Siguió hojeando el libro, pero no encontró nada que hablara del tema. A continuación contempló el caos de volúmenes que se desplegaba a su alrededor y, mientras decidía cuál iba a ser el siguiente en abrir, un súbito dolor en el vientre le lanzó contra la mesa.

Por un momento creyó tener una garra hundida en las entrañas, un pedazo de hielo ardiente que le abrasaba por dentro. Se incorporó jadeando, con la mano izquierda en el estómago y la derecha ya en su báculo, dispuesto a repeler cualquier agresión. Pero nadie le atacaba, no a él al menos. Miró a su espalda. La salamandra acababa de morir, y su muerte había sido la causa del intenso dolor. Sus restos retorcidos estaban al pie de un monstruoso atril situado entre dos estanterías. Sedalar se aproximó despacio, todavía no recuperado de la repentina lanzada de dolor. Dar vida dolía, pero sentirla morir dolía aún más.

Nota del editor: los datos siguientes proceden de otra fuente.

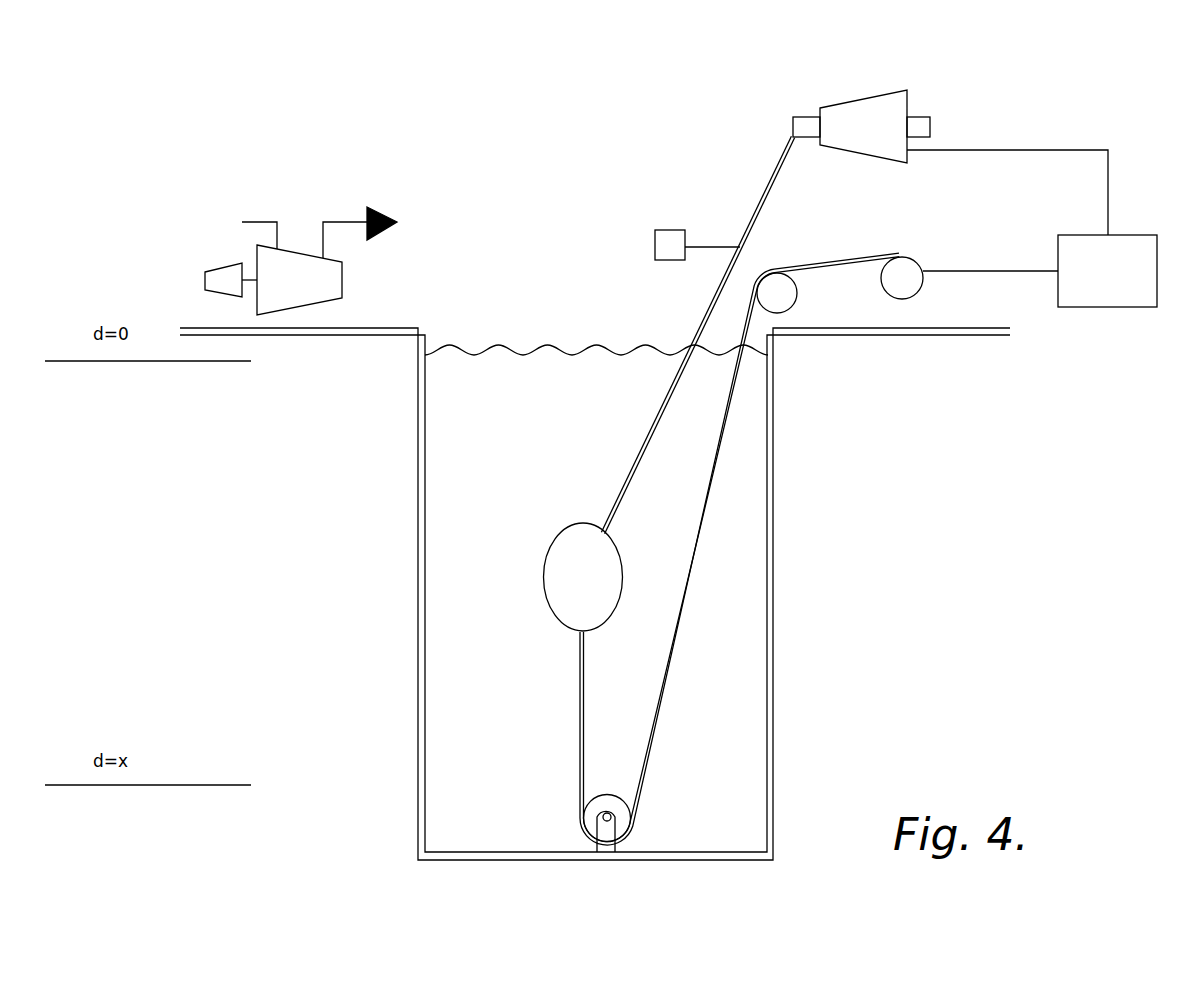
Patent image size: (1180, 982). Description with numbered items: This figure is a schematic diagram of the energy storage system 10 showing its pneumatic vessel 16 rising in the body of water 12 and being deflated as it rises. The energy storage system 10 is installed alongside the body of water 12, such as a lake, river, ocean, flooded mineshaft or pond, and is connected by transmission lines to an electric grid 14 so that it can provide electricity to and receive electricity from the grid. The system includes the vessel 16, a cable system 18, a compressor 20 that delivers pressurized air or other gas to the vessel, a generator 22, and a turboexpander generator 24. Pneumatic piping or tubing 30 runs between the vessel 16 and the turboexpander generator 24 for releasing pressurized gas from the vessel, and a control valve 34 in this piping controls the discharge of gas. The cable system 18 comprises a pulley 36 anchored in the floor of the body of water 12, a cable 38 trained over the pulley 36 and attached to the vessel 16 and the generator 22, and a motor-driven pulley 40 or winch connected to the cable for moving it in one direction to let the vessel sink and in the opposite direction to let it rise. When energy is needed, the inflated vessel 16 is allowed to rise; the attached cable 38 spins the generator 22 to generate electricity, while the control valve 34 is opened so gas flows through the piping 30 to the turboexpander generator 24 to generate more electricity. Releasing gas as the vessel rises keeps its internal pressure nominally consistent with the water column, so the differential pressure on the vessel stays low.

The energy storage system 10 is at (636, 146).
The body of water 12 is at (555, 742).
The electric grid 14 is at (1140, 240).
The pneumatic vessel 16 is at (565, 525).
The cable system 18 is at (710, 568).
The compressor 20 is at (300, 295).
The generator 22 is at (910, 297).
The turboexpander generator 24 is at (898, 106).
The pneumatic piping or tubing 30 is at (653, 430).
The control valve 34 is at (653, 238).
The pulley 36 is at (615, 840).
The cable 38 is at (677, 625).
The motor-driven pulley 40 is at (780, 305).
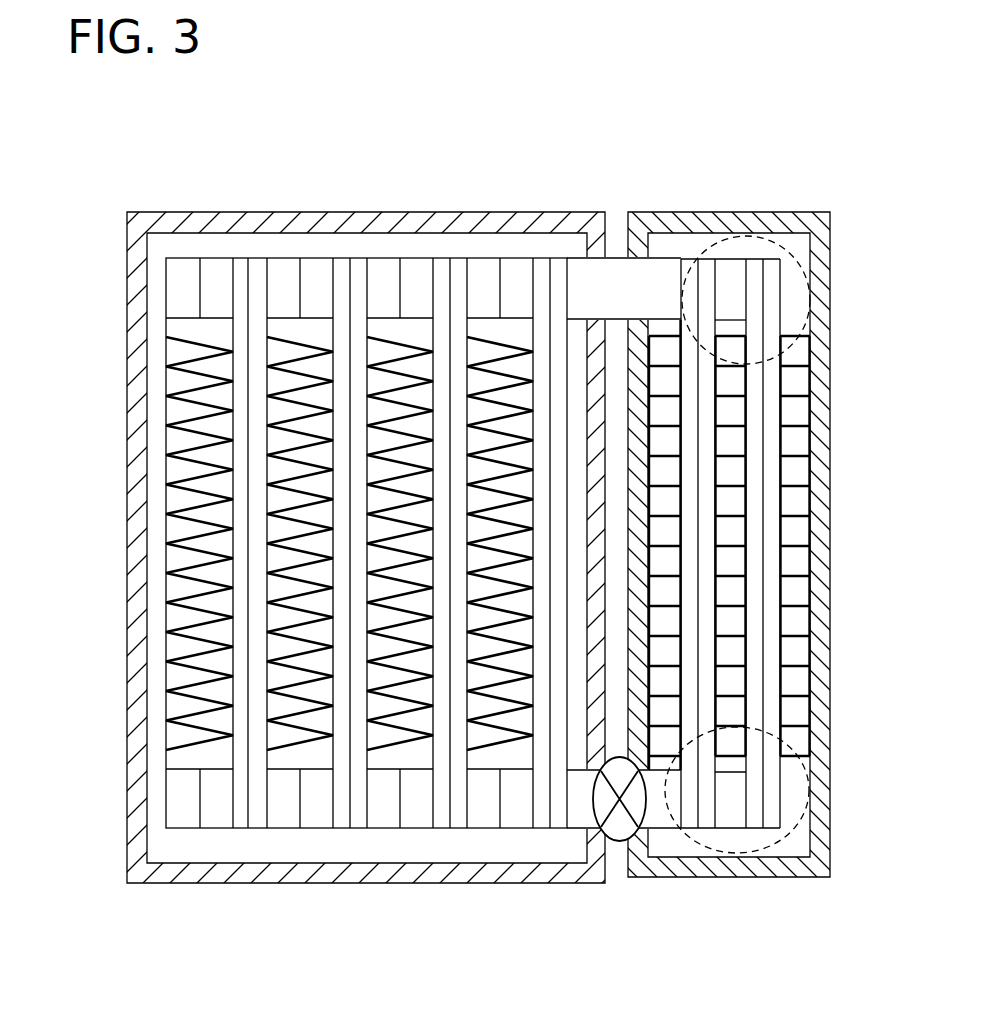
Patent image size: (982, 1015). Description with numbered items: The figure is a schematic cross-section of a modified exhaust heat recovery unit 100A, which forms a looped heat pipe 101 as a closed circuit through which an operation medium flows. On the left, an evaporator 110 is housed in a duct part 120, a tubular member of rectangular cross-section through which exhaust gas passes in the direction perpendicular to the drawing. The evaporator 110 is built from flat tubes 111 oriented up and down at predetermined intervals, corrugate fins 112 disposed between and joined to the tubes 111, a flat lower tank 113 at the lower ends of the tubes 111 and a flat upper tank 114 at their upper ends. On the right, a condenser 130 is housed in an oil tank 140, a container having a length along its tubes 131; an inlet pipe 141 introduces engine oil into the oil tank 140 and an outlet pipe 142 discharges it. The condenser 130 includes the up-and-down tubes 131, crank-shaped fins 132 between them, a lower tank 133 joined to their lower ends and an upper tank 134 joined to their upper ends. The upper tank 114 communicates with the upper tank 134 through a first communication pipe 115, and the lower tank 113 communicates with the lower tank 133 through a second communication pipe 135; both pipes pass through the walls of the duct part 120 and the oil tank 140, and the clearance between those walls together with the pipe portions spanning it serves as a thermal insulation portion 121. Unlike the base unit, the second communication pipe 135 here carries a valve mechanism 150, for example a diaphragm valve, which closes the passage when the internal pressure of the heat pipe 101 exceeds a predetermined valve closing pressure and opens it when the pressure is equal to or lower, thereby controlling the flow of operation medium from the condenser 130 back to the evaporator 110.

The modified unit 100A is at (533, 195).
The looped heat pipe 101 is at (316, 256).
The evaporator 110 is at (381, 256).
The tubes 111 is at (238, 368).
The fins 112 is at (176, 428).
The lower tank 113 is at (485, 815).
The upper tank 114 is at (416, 270).
The first communication pipe 115 is at (660, 272).
The duct part 120 is at (137, 276).
The thermal insulation portion 121 is at (622, 257).
The condenser 130 is at (692, 250).
The tubes 131 is at (771, 380).
The fins 132 is at (795, 488).
The lower tank 133 is at (731, 817).
The upper tank 134 is at (734, 272).
The second communication pipe 135 is at (657, 813).
The oil tank 140 is at (831, 253).
The inlet pipe 141 is at (811, 270).
The outlet pipe 142 is at (776, 842).
The valve mechanism 150 is at (620, 842).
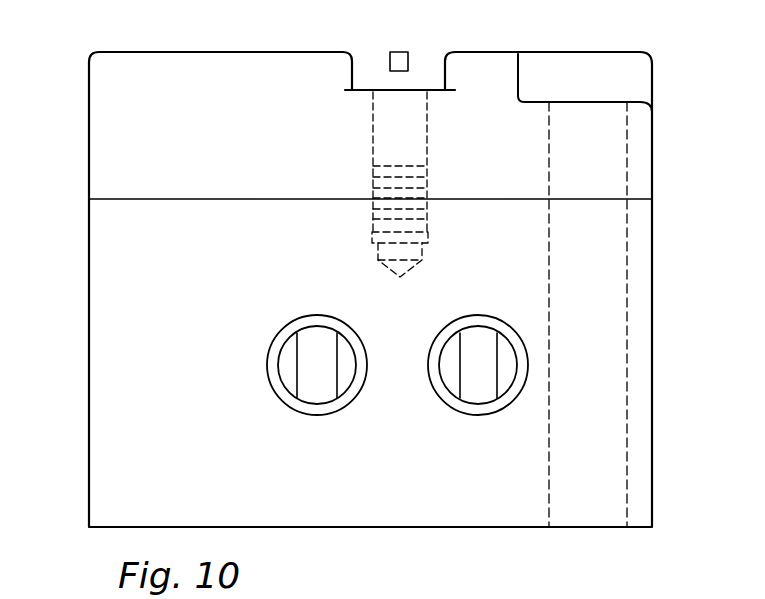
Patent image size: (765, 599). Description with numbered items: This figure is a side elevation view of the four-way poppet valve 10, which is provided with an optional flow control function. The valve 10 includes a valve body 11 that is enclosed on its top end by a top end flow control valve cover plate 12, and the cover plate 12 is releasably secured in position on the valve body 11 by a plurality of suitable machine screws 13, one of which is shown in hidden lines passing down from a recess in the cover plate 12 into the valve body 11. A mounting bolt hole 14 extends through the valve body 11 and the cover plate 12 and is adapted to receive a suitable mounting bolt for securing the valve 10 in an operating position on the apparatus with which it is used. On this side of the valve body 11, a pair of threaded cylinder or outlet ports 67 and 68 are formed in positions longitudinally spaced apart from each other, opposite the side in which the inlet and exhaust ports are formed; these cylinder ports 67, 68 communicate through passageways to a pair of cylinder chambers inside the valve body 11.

The four-way poppet valve 10 is at (88, 298).
The valve body 11 is at (110, 240).
The flow control valve cover plate 12 is at (111, 113).
The machine screw 13 is at (422, 63).
The mounting bolt hole 14 is at (622, 357).
The cylinder or outlet port 67 is at (473, 335).
The cylinder or outlet port 68 is at (300, 335).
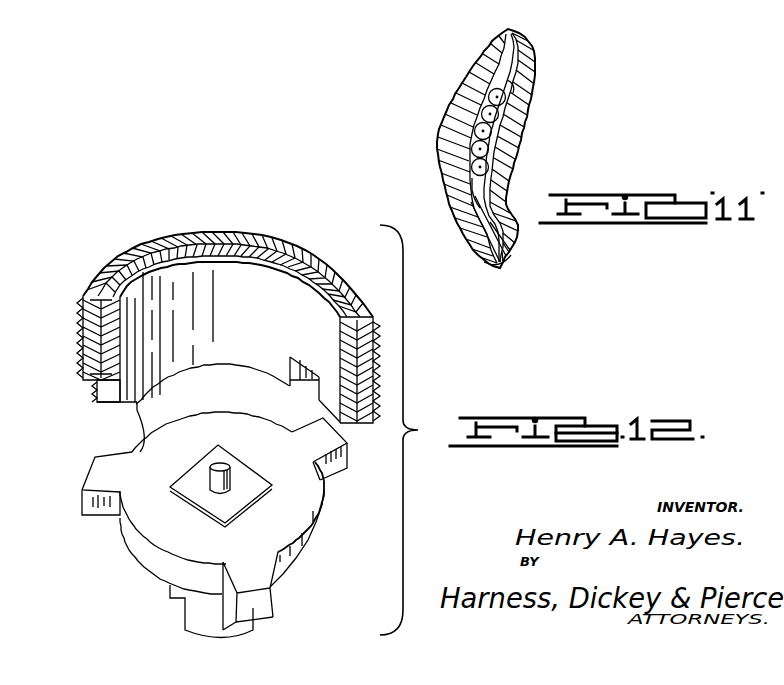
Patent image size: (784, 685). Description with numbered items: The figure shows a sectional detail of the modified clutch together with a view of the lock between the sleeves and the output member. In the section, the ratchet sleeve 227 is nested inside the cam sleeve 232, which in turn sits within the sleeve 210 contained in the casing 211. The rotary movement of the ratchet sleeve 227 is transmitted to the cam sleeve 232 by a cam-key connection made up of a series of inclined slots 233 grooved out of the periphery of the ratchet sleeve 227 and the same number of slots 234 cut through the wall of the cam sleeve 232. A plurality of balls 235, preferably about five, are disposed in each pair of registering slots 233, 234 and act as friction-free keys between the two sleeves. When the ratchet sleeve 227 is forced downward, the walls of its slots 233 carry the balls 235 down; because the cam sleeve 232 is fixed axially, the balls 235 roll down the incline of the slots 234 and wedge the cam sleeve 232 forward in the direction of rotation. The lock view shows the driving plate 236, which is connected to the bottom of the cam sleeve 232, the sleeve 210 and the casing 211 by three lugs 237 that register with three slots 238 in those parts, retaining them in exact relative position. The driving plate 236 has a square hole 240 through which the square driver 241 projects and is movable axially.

In FIG. 11, the sleeve 210 is at (493, 58).
In FIG. 12, the sleeve 210 is at (378, 368).
In FIG. 11, the casing 211 is at (450, 98).
In FIG. 12, the casing 211 is at (378, 333).
In FIG. 11, the ratchet sleeve 227 is at (500, 138).
In FIG. 11, the slots 233 is at (513, 92).
In FIG. 11, the balls 235 is at (493, 115).
In FIG. 11, the slots 234 is at (480, 188).
In FIG. 11, the cam sleeve 232 is at (513, 238).
In FIG. 12, the cam sleeve 232 is at (103, 335).
In FIG. 12, the slots 238 is at (103, 398).
In FIG. 12, the lugs 237 is at (80, 500).
In FIG. 12, the driving plate 236 is at (147, 553).
In FIG. 12, the square hole 240 is at (212, 518).
In FIG. 12, the square driver 241 is at (237, 497).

—Perdóname… Lo siento, lo siento tanto —dijo sin apartar la vista de lo que había sido su criatura—. Te he creado sólo para morir…

Tomó aliento y contempló el atril a cuyos pies había muerto la salamandra. Era ocre, tallado en hueso y terminado en una mano enorme, de ocho largos dedos sobre los que reposaba un libro cerrado. La cubierta del mismo era de un rojo brillante y parecía confeccionada en algún material a medio camino entre el estado sólido y el líquido. ¿Podía ser sangre?, ¿sangre a medio coagular? Sedalar olfateó el libro. En los últimos días se había familiarizado con el olor de la sangre y era idéntico al que desprendía aquella cosa. Había sido aquel libro lo que había matado a su criatura, no le quedaba ninguna duda.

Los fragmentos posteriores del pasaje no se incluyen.